When I sat down this morning to read the news my feed included an advice column from syndicated writer Carolyn Hax with the title “Should children be shielded from their parents’ grief?”. A “Grieving Mommy” was seeking guidance on how to address her sadness with her 4-year old following the loss of her father.
Her question resonated with me deeply. While my own father has been gone over two years, I still encounter moments of sadness and see the concern for me from my children. As a mother, I am always questioning my choices and myself, never more so than when considering how my emotions and expressions may affect my children in the long-term.
It was not surprising for me to receive criticism from some family over my handling of my father’s illness and passing as it relates to sharing with my children. Just like there is no right way to parenting, there is no right way of parenting through this. I promise you that whichever path you follow, someone will question you but no more than you question yourself.
When I learned that my father had cancer, I was already at one of the lowest points in my life. Not 6 months prior had we been relocated from the home, career, schools, friends and community that I loved so dearly to another country half-way around the world.
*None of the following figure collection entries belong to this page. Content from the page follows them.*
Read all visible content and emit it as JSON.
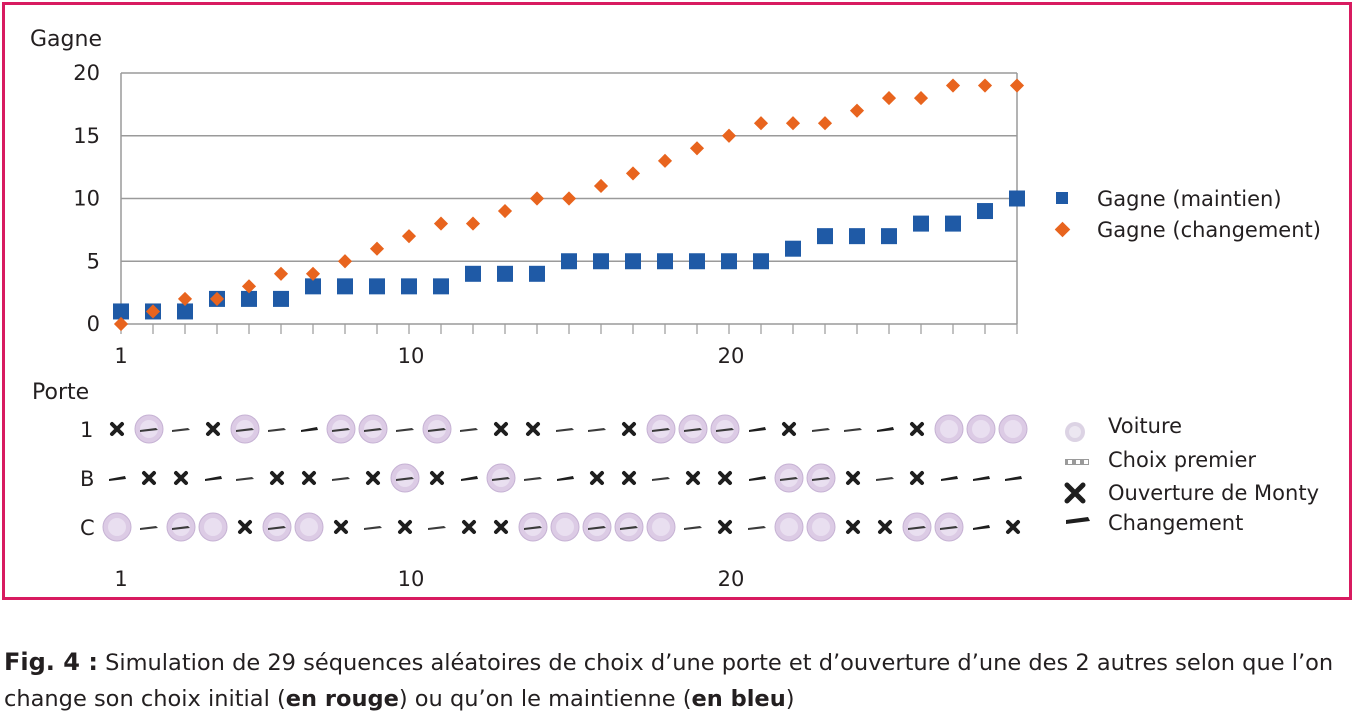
{
  "chart_data": [
    {
      "type": "scatter",
      "ylabel": "Gagne",
      "ylim": [
        0,
        20
      ],
      "y_ticks": [
        0,
        5,
        10,
        15,
        20
      ],
      "x_ticks": [
        1,
        10,
        20
      ],
      "xlim": [
        1,
        29
      ],
      "grid": "horizontal",
      "legend_position": "right",
      "series": [
        {
          "name": "Gagne (maintien)",
          "marker": "square",
          "color": "#1f5aa6",
          "x": [
            1,
            2,
            3,
            4,
            5,
            6,
            7,
            8,
            9,
            10,
            11,
            12,
            13,
            14,
            15,
            16,
            17,
            18,
            19,
            20,
            21,
            22,
            23,
            24,
            25,
            26,
            27,
            28,
            29
          ],
          "y": [
            1,
            1,
            1,
            2,
            2,
            2,
            3,
            3,
            3,
            3,
            3,
            4,
            4,
            4,
            5,
            5,
            5,
            5,
            5,
            5,
            5,
            6,
            7,
            7,
            7,
            8,
            8,
            9,
            10
          ]
        },
        {
          "name": "Gagne (changement)",
          "marker": "diamond",
          "color": "#e8641e",
          "x": [
            1,
            2,
            3,
            4,
            5,
            6,
            7,
            8,
            9,
            10,
            11,
            12,
            13,
            14,
            15,
            16,
            17,
            18,
            19,
            20,
            21,
            22,
            23,
            24,
            25,
            26,
            27,
            28,
            29
          ],
          "y": [
            0,
            1,
            2,
            2,
            3,
            4,
            4,
            5,
            6,
            7,
            8,
            8,
            9,
            10,
            10,
            11,
            12,
            13,
            14,
            15,
            16,
            16,
            16,
            17,
            18,
            18,
            19,
            19,
            19
          ]
        }
      ]
    },
    {
      "type": "symbol-grid",
      "ylabel": "Porte",
      "rows": [
        "1",
        "B",
        "C"
      ],
      "x_ticks": [
        1,
        10,
        20
      ],
      "legend": {
        "car": "Voiture",
        "first_choice": "Choix premier",
        "monty": "Ouverture de Monty",
        "switch": "Changement"
      },
      "sequences": {
        "1": [
          "monty",
          "car+first_choice",
          "first_choice",
          "monty",
          "car+first_choice",
          "first_choice",
          "switch",
          "car+first_choice",
          "car+first_choice",
          "first_choice",
          "car+first_choice",
          "first_choice",
          "monty",
          "monty",
          "first_choice",
          "first_choice",
          "monty",
          "car+first_choice",
          "car+first_choice",
          "car+first_choice",
          "switch",
          "monty",
          "first_choice",
          "first_choice",
          "switch",
          "monty",
          "car",
          "car",
          "car"
        ],
        "B": [
          "switch",
          "monty",
          "monty",
          "switch",
          "first_choice",
          "monty",
          "monty",
          "first_choice",
          "monty",
          "car+first_choice",
          "monty",
          "switch",
          "car+first_choice",
          "first_choice",
          "switch",
          "monty",
          "monty",
          "first_choice",
          "monty",
          "monty",
          "switch",
          "car+first_choice",
          "car+first_choice",
          "monty",
          "first_choice",
          "monty",
          "switch",
          "switch",
          "switch"
        ],
        "C": [
          "car",
          "first_choice",
          "car+first_choice",
          "car",
          "monty",
          "car+first_choice",
          "car",
          "monty",
          "first_choice",
          "monty",
          "first_choice",
          "monty",
          "monty",
          "car+first_choice",
          "car",
          "car+first_choice",
          "car+first_choice",
          "car",
          "first_choice",
          "monty",
          "first_choice",
          "car",
          "car",
          "monty",
          "monty",
          "car+first_choice",
          "car+first_choice",
          "switch",
          "monty"
        ]
      }
    }
  ],
  "caption": {
    "figure_label": "Fig. 4 :",
    "text_part1": " Simulation de 29 séquences aléatoires de choix d’une porte et d’ouverture d’une des 2 autres selon que l’on change son choix initial (",
    "bold_red": "en rouge",
    "text_part2": ") ou qu’on le maintienne (",
    "bold_blue": "en bleu",
    "text_part3": ")"
  }
}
I’d lost that home and job, my children were suffering in their new school, and without a shared language or culture I felt that I had no friends and was intimated to conduct daily activities, such as grocery shopping.
When my father told me he wasn’t going to get better, I didn’t have the mental strength to pretend that I’d be okay, that we’d be okay, that anything was ever going to be okay again. Not once did I doubt sharing my fears and vulnerabilities with my children who were 6 and 8 at the time. Perhaps this was selfish of me. But I didn’t have the inner strength to pretend.
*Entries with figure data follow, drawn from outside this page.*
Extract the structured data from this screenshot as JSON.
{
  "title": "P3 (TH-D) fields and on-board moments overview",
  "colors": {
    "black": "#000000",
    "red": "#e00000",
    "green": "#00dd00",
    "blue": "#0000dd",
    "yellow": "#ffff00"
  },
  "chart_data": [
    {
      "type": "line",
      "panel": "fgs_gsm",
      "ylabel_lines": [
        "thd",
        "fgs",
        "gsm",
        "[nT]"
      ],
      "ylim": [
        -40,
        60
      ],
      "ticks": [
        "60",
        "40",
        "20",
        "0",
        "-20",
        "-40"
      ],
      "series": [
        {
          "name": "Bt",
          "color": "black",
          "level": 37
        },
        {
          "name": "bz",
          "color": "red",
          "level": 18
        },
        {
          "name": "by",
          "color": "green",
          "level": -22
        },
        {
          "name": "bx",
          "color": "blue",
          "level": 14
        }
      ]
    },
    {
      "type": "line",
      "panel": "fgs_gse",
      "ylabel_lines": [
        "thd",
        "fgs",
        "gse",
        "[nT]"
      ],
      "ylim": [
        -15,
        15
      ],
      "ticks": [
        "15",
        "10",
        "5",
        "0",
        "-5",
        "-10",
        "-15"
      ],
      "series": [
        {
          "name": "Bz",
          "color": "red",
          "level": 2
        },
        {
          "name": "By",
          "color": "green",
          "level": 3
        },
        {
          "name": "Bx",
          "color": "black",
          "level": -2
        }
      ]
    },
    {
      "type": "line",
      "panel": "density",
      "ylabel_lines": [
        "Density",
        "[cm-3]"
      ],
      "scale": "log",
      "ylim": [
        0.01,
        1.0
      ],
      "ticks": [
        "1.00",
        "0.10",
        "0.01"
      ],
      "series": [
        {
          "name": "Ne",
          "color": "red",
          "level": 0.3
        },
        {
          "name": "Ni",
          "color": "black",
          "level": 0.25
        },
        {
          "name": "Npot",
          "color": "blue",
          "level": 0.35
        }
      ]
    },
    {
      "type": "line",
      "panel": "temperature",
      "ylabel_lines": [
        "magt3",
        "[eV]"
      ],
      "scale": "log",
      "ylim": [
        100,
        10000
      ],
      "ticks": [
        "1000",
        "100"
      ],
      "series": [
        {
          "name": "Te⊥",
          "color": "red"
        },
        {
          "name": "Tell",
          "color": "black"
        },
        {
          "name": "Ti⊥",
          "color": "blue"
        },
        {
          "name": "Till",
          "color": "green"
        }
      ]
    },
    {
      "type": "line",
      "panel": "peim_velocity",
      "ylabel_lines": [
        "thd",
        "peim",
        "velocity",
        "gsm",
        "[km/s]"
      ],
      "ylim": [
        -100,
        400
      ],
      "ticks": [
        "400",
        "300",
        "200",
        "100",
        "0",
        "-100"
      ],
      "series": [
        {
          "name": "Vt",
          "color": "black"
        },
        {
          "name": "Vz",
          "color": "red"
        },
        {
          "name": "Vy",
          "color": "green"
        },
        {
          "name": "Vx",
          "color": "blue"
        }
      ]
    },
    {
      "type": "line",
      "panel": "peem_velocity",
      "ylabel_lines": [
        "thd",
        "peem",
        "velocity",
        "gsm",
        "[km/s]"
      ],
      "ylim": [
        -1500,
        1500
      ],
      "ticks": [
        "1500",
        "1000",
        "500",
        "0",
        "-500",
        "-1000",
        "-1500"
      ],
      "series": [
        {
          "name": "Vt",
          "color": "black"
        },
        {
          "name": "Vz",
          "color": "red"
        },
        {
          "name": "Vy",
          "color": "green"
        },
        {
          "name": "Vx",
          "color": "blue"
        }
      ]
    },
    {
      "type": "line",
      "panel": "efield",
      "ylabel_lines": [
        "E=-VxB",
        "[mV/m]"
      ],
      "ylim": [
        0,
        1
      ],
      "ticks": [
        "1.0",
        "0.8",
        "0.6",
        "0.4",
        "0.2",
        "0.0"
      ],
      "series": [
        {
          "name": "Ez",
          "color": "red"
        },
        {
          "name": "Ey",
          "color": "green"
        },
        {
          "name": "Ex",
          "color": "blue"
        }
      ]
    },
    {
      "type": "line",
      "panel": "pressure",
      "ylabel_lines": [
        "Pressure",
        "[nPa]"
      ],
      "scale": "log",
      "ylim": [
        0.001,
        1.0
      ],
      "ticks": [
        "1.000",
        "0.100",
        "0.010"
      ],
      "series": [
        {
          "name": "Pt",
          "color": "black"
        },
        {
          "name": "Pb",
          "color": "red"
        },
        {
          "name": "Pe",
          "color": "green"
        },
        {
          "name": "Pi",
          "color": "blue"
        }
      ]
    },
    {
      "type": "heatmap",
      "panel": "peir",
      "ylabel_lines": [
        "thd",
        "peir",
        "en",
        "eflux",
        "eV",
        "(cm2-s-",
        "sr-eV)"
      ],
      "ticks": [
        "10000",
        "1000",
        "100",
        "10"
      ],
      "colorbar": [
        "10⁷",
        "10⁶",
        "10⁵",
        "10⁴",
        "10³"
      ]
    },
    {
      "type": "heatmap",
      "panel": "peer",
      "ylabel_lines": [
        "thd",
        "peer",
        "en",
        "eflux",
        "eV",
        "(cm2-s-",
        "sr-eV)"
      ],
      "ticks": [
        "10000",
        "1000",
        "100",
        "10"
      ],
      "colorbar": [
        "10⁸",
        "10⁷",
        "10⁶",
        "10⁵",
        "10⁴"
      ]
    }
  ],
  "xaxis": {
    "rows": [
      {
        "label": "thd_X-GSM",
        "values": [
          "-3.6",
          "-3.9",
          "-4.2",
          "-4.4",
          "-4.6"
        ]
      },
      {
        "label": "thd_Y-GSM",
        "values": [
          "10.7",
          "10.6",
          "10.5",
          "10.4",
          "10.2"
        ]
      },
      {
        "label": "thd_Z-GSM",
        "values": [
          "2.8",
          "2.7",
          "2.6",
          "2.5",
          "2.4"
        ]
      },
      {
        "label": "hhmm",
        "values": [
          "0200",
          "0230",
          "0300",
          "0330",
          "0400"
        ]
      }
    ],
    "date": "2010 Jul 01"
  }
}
Pretending is exactly what I would have been doing. To what end? To protect them from understanding the complexities of life? To shield them from the loss that they’d be facing?
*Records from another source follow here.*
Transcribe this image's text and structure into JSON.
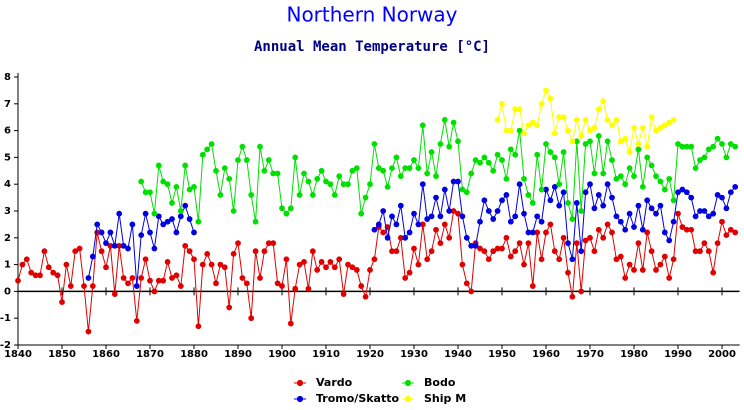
{
  "chart_data": {
    "type": "line",
    "title": "Northern Norway",
    "subtitle": "Annual Mean Temperature [°C]",
    "x": [
      1840,
      1841,
      1842,
      1843,
      1844,
      1845,
      1846,
      1847,
      1848,
      1849,
      1850,
      1851,
      1852,
      1853,
      1854,
      1855,
      1856,
      1857,
      1858,
      1859,
      1860,
      1861,
      1862,
      1863,
      1864,
      1865,
      1866,
      1867,
      1868,
      1869,
      1870,
      1871,
      1872,
      1873,
      1874,
      1875,
      1876,
      1877,
      1878,
      1879,
      1880,
      1881,
      1882,
      1883,
      1884,
      1885,
      1886,
      1887,
      1888,
      1889,
      1890,
      1891,
      1892,
      1893,
      1894,
      1895,
      1896,
      1897,
      1898,
      1899,
      1900,
      1901,
      1902,
      1903,
      1904,
      1905,
      1906,
      1907,
      1908,
      1909,
      1910,
      1911,
      1912,
      1913,
      1914,
      1915,
      1916,
      1917,
      1918,
      1919,
      1920,
      1921,
      1922,
      1923,
      1924,
      1925,
      1926,
      1927,
      1928,
      1929,
      1930,
      1931,
      1932,
      1933,
      1934,
      1935,
      1936,
      1937,
      1938,
      1939,
      1940,
      1941,
      1942,
      1943,
      1944,
      1945,
      1946,
      1947,
      1948,
      1949,
      1950,
      1951,
      1952,
      1953,
      1954,
      1955,
      1956,
      1957,
      1958,
      1959,
      1960,
      1961,
      1962,
      1963,
      1964,
      1965,
      1966,
      1967,
      1968,
      1969,
      1970,
      1971,
      1972,
      1973,
      1974,
      1975,
      1976,
      1977,
      1978,
      1979,
      1980,
      1981,
      1982,
      1983,
      1984,
      1985,
      1986,
      1987,
      1988,
      1989,
      1990,
      1991,
      1992,
      1993,
      1994,
      1995,
      1996,
      1997,
      1998,
      1999,
      2000,
      2001,
      2002,
      2003
    ],
    "series": [
      {
        "name": "Vardo",
        "color": "#e00000",
        "values": [
          0.4,
          1.0,
          1.2,
          0.7,
          0.6,
          0.6,
          1.5,
          0.9,
          0.7,
          0.6,
          -0.4,
          1.0,
          0.2,
          1.5,
          1.6,
          0.2,
          -1.5,
          0.2,
          2.2,
          1.5,
          0.9,
          1.7,
          -0.1,
          1.7,
          0.5,
          0.3,
          0.5,
          -1.1,
          0.5,
          1.2,
          0.4,
          0.0,
          0.4,
          0.4,
          1.1,
          0.5,
          0.6,
          0.2,
          1.7,
          1.5,
          1.2,
          -1.3,
          1.0,
          1.4,
          1.0,
          0.3,
          1.0,
          0.9,
          -0.6,
          1.4,
          1.8,
          0.5,
          0.3,
          -1.0,
          1.5,
          0.5,
          1.5,
          1.8,
          1.8,
          0.3,
          0.2,
          1.2,
          -1.2,
          0.1,
          1.0,
          1.1,
          0.1,
          1.5,
          0.8,
          1.1,
          0.9,
          1.1,
          0.9,
          1.2,
          -0.1,
          1.0,
          0.9,
          0.8,
          0.2,
          -0.2,
          0.8,
          1.2,
          2.4,
          2.2,
          2.4,
          1.5,
          1.5,
          2.0,
          0.5,
          0.7,
          1.6,
          1.0,
          2.5,
          1.2,
          1.5,
          2.3,
          1.8,
          2.5,
          2.0,
          3.0,
          2.9,
          1.0,
          0.3,
          0.0,
          1.8,
          1.6,
          1.5,
          1.2,
          1.5,
          1.6,
          1.6,
          2.0,
          1.3,
          1.5,
          1.8,
          1.0,
          1.8,
          0.2,
          2.2,
          1.2,
          2.2,
          2.5,
          1.5,
          1.2,
          2.0,
          0.7,
          -0.2,
          1.8,
          0.0,
          1.9,
          2.0,
          1.5,
          2.3,
          2.0,
          2.5,
          2.2,
          1.2,
          1.3,
          0.5,
          1.0,
          0.8,
          1.8,
          0.8,
          2.2,
          1.5,
          0.8,
          1.0,
          1.3,
          0.5,
          1.2,
          2.9,
          2.4,
          2.3,
          2.3,
          1.5,
          1.5,
          1.8,
          1.5,
          0.7,
          1.8,
          2.6,
          2.1,
          2.3,
          2.2
        ]
      },
      {
        "name": "Tromo/Skatto",
        "color": "#0000e0",
        "values": [
          null,
          null,
          null,
          null,
          null,
          null,
          null,
          null,
          null,
          null,
          null,
          null,
          null,
          null,
          null,
          null,
          0.5,
          1.3,
          2.5,
          2.2,
          1.8,
          2.2,
          1.7,
          2.9,
          1.7,
          1.6,
          2.5,
          0.2,
          2.1,
          2.9,
          2.2,
          1.6,
          2.8,
          2.5,
          2.6,
          2.7,
          2.2,
          2.8,
          3.2,
          2.7,
          2.2,
          null,
          null,
          null,
          null,
          null,
          null,
          null,
          null,
          null,
          null,
          null,
          null,
          null,
          null,
          null,
          null,
          null,
          null,
          null,
          null,
          null,
          null,
          null,
          null,
          null,
          null,
          null,
          null,
          null,
          null,
          null,
          null,
          null,
          null,
          null,
          null,
          null,
          null,
          null,
          null,
          2.3,
          2.5,
          3.0,
          2.0,
          2.8,
          2.5,
          3.2,
          2.0,
          2.2,
          2.9,
          2.5,
          4.0,
          2.7,
          2.8,
          3.5,
          2.8,
          3.8,
          3.0,
          4.1,
          4.1,
          2.8,
          2.0,
          1.7,
          1.7,
          2.6,
          3.4,
          3.0,
          2.7,
          3.0,
          3.4,
          3.6,
          2.6,
          2.8,
          4.0,
          2.9,
          2.2,
          2.2,
          2.8,
          2.6,
          3.8,
          3.4,
          3.9,
          3.2,
          3.7,
          1.8,
          1.2,
          3.3,
          1.5,
          3.7,
          4.0,
          3.1,
          3.6,
          3.2,
          4.0,
          3.5,
          2.8,
          2.6,
          2.3,
          2.9,
          2.4,
          3.2,
          2.3,
          3.4,
          3.1,
          2.9,
          3.2,
          2.2,
          1.9,
          2.6,
          3.7,
          3.8,
          3.7,
          3.5,
          2.8,
          3.0,
          3.0,
          2.8,
          2.9,
          3.6,
          3.5,
          3.1,
          3.7,
          3.9
        ]
      },
      {
        "name": "Bodo",
        "color": "#00e000",
        "values": [
          null,
          null,
          null,
          null,
          null,
          null,
          null,
          null,
          null,
          null,
          null,
          null,
          null,
          null,
          null,
          null,
          null,
          null,
          null,
          null,
          null,
          null,
          null,
          null,
          null,
          null,
          null,
          null,
          4.1,
          3.7,
          3.7,
          2.9,
          4.7,
          4.1,
          4.0,
          3.3,
          3.9,
          3.0,
          4.7,
          3.8,
          3.9,
          2.6,
          5.1,
          5.3,
          5.5,
          4.5,
          3.6,
          4.6,
          4.2,
          3.0,
          4.9,
          5.4,
          4.9,
          3.6,
          2.6,
          5.4,
          4.5,
          4.9,
          4.4,
          4.4,
          3.1,
          2.9,
          3.1,
          5.0,
          3.6,
          4.4,
          4.1,
          3.6,
          4.2,
          4.5,
          4.1,
          4.0,
          3.6,
          4.3,
          4.0,
          4.0,
          4.5,
          4.6,
          2.9,
          3.5,
          4.0,
          5.5,
          4.6,
          4.5,
          3.9,
          4.6,
          5.0,
          4.3,
          4.6,
          4.6,
          4.9,
          4.6,
          6.2,
          4.4,
          5.2,
          4.3,
          5.5,
          6.4,
          5.4,
          6.3,
          5.6,
          3.8,
          3.7,
          4.4,
          4.9,
          4.8,
          5.0,
          4.8,
          4.5,
          5.1,
          4.9,
          4.2,
          5.3,
          5.1,
          6.0,
          4.2,
          3.6,
          3.3,
          5.1,
          3.8,
          5.5,
          5.2,
          5.0,
          4.0,
          5.2,
          3.3,
          2.7,
          5.6,
          3.0,
          5.5,
          5.6,
          4.4,
          5.8,
          4.4,
          5.6,
          4.9,
          4.2,
          4.3,
          4.0,
          4.6,
          4.3,
          5.3,
          3.9,
          5.0,
          4.7,
          4.3,
          4.1,
          3.8,
          4.2,
          3.4,
          5.5,
          5.4,
          5.4,
          5.4,
          4.6,
          4.9,
          5.0,
          5.3,
          5.4,
          5.7,
          5.5,
          5.0,
          5.5,
          5.4
        ]
      },
      {
        "name": "Ship M",
        "color": "#ffff00",
        "values": [
          null,
          null,
          null,
          null,
          null,
          null,
          null,
          null,
          null,
          null,
          null,
          null,
          null,
          null,
          null,
          null,
          null,
          null,
          null,
          null,
          null,
          null,
          null,
          null,
          null,
          null,
          null,
          null,
          null,
          null,
          null,
          null,
          null,
          null,
          null,
          null,
          null,
          null,
          null,
          null,
          null,
          null,
          null,
          null,
          null,
          null,
          null,
          null,
          null,
          null,
          null,
          null,
          null,
          null,
          null,
          null,
          null,
          null,
          null,
          null,
          null,
          null,
          null,
          null,
          null,
          null,
          null,
          null,
          null,
          null,
          null,
          null,
          null,
          null,
          null,
          null,
          null,
          null,
          null,
          null,
          null,
          null,
          null,
          null,
          null,
          null,
          null,
          null,
          null,
          null,
          null,
          null,
          null,
          null,
          null,
          null,
          null,
          null,
          null,
          null,
          null,
          null,
          null,
          null,
          null,
          null,
          null,
          null,
          null,
          6.4,
          7.0,
          6.0,
          6.0,
          6.8,
          6.8,
          5.9,
          6.2,
          6.3,
          6.2,
          7.0,
          7.5,
          7.2,
          5.9,
          6.5,
          6.5,
          6.0,
          5.6,
          6.4,
          5.8,
          6.4,
          6.0,
          6.1,
          6.8,
          7.1,
          6.4,
          6.2,
          6.4,
          5.6,
          5.7,
          5.2,
          6.1,
          5.5,
          6.1,
          5.4,
          6.5,
          6.0,
          6.1,
          6.2,
          6.3,
          6.4,
          null,
          null,
          null,
          null,
          null,
          null,
          null,
          null,
          null,
          null,
          null,
          null,
          null,
          null
        ]
      }
    ],
    "xlim": [
      1840,
      2004
    ],
    "xticks": [
      1840,
      1850,
      1860,
      1870,
      1880,
      1890,
      1900,
      1910,
      1920,
      1930,
      1940,
      1950,
      1960,
      1970,
      1980,
      1990,
      2000
    ],
    "ylim": [
      -2,
      8
    ],
    "yticks": [
      -2,
      -1,
      0,
      1,
      2,
      3,
      4,
      5,
      6,
      7,
      8
    ],
    "grid": false
  }
}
We expect that our children are honest and forthcoming with their emotions with us; I trust them enough to be able to accept the same from me. So, when my son said “Granddad will be alright. He’ll beat this.” I simply shook my head and told him no, he wouldn’t and to think otherwise was lying to yourself.
And when my daughter was in tears, afraid of dying I told her ‘You know who’s dying? Granddad. Let’s call him and ask if he’s afraid.” Which we did. And he told her that he wasn’t afraid, that he was so tired of being so sick, and that for him, dying was like the best sleep he could ever imagine. While she grieves him, my daughter hasn’t been afraid of dying since.
Which is perhaps one of the gifts I cherish most from my father’s passing. A gift we were only able to receive because we were honest about our fears and our sadness.
To that grieving Mommy I would say that the best gift she can ever give her child is her real self. Not just the happy self, but the woman who’s sad and tired and lost. The woman who was someone’s child and desperately wants to hold tightly to that feeling of having her father’s love. And to embrace the opportunity to not only be sad about his passing with her child, but to celebrate the sadness that only comes through deep affection and appreciation.